Benchmarking and operator telemetry

  • Specialist scans now use timeout budgets with drain handling so timed-out Brokk jobs are capped and cleaned up more predictably.
  • Admins gained model telemetry, executor memory/runtime metrics, richer diagnostics, and detailed scan report views for production triage.
  • Benchmark tooling can seed isolated model/reasoning matrices, and seeded queues now randomize repo, model, reasoning, and repetition distribution before draining.

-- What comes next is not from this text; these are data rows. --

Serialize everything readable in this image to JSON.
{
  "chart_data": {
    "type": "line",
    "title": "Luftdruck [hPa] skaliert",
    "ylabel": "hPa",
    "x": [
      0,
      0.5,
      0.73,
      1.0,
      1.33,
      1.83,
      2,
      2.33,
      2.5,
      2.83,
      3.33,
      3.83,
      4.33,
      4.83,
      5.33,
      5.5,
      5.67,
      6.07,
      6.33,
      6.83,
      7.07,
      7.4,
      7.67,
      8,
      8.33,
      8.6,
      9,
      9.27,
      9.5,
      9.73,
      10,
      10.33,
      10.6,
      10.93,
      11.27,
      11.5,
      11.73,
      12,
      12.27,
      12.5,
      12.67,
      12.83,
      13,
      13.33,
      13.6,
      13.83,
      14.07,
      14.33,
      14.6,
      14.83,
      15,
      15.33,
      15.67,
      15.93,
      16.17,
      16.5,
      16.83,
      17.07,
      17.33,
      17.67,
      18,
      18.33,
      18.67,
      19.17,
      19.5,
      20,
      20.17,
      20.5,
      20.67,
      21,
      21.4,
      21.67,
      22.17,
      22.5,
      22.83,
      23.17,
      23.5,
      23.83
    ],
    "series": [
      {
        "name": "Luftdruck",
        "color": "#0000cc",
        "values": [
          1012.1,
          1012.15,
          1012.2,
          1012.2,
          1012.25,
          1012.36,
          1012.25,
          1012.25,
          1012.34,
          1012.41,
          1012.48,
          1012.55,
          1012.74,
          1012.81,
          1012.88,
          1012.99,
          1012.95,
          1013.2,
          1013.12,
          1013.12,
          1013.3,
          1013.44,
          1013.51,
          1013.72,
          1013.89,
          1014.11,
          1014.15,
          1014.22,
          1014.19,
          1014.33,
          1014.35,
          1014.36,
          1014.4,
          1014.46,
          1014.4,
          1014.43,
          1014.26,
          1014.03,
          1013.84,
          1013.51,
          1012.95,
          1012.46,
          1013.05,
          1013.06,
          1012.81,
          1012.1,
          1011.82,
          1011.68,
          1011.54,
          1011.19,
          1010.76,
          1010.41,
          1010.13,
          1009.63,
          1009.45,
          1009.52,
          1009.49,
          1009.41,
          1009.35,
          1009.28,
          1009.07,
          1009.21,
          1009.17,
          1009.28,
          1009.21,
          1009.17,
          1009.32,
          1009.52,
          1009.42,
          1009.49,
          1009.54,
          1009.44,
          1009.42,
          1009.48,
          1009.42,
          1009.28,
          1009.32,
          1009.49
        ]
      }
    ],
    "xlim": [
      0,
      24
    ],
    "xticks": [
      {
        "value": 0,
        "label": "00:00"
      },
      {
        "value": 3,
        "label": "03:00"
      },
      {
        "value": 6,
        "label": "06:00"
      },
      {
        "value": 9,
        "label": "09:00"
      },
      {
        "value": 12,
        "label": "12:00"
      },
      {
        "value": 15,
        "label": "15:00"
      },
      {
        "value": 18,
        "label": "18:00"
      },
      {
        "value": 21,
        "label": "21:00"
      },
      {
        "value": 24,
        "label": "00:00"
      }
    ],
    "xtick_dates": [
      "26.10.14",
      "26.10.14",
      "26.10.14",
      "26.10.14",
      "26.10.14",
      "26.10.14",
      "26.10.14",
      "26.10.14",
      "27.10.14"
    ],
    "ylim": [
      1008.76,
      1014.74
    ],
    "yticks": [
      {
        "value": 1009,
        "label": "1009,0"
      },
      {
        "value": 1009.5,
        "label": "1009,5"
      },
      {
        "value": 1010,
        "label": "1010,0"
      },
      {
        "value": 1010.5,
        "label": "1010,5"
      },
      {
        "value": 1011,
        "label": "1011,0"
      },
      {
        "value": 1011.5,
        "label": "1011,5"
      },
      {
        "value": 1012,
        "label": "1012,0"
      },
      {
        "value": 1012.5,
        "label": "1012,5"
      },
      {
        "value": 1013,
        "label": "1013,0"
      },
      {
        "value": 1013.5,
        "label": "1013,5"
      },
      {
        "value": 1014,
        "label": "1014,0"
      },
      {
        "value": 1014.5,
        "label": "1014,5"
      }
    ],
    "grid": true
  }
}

  • Per-scan Brokk debug logs, release-version metadata, and non-blocking public scan sniff tests make production cases easier to audit after the fact.
  • Brokk-backed analysis now runs through the read-only executor sandbox, with launch argument fixes for the pinned deploy executor.
  • Partial specialist timeout recovery preserves usable lane evidence and improves incomplete scan visibility in the admin dashboard.